How to be an advocate to ensure all voices are heard

Are you an introvert or an extrovert? Are you usually the loudest voice in the room, the quietest, or somewhere in between?

In many cultures, often the loudest voices are heard the most often. However, there’s strong evidence that quieter and underrepresented voices need to be heard just as often to generate the best ideas. What if we could create a culture where all voices could be heard, not just the loudest?
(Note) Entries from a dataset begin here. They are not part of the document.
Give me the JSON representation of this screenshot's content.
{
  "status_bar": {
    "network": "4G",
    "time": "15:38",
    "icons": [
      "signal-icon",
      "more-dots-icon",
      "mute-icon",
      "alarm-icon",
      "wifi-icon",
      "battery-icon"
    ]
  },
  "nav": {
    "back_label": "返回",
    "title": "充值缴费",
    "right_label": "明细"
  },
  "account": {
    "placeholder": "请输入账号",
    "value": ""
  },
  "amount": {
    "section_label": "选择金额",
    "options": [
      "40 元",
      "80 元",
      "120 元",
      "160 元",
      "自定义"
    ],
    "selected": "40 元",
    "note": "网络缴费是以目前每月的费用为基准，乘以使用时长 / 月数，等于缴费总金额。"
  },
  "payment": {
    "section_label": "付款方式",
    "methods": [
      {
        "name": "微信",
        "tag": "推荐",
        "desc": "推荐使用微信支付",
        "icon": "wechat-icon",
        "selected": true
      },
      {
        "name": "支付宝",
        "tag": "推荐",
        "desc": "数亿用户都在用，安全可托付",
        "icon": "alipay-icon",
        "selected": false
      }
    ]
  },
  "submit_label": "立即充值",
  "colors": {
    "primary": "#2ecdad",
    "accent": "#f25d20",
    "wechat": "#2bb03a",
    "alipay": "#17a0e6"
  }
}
With this very goal in mind, we developed one of Microsoft’s 10 inclusive behaviors to be “Ensure all voices are heard.” This behavior is especially geared towards those whose voices are loudest, or who often find themselves in the majority, or in a position of power within their organization. We believe that being an ally is necessary to encourage everyone to speak out and be heard.

Here are the steps necessary to be an ally:

Champion the voices of others

When in a position of influence and authority, ensure that you are advocating for the voices of others to be heard. If you’re in a meeting where only a select few voices are dominating the conversation, say “I’d really like to hear other perspectives,” or invite peers who don’t always speak up by saying to a quieter individual: “You always have great ideas. Do you want to share your thoughts on this topic?” Also, if the individual is not in the room, make sure to credit their ideas to them.

Make it safe for individuals to speak for themselves

Sometimes, people don’t speak up even if they’re not introverts because they don’t feel comfortable in doing so. One way to counter this mindset is to begin meetings by stating: “I want to hear as many different types of ideas as possible. We can only get to a good solution if everyone weighs in.” If you find that a team member who usually contributes their ideas has started becoming silent, make time to connect with them individually to find out why.

Be a visible ally

Stand-up for those individuals who are quieter –– especially if they are from underrepresented backgrounds –– vocally and visibly. Counter bias when you see it, so that people know you are an advocate. Often, we harbor good intentions to be more inclusive, but without making ourselves known as an ally, people may not feel safe speaking up to us. Visible allies can help create an environment that welcomes authenticity, encourages sharing and blunts the effects of power dynamics. When you identify yourself as a visible ally, all voices have a stronger chance of being heard – not just the loudest ones.

How do you try to ensure all voices get heard? What has worked for you?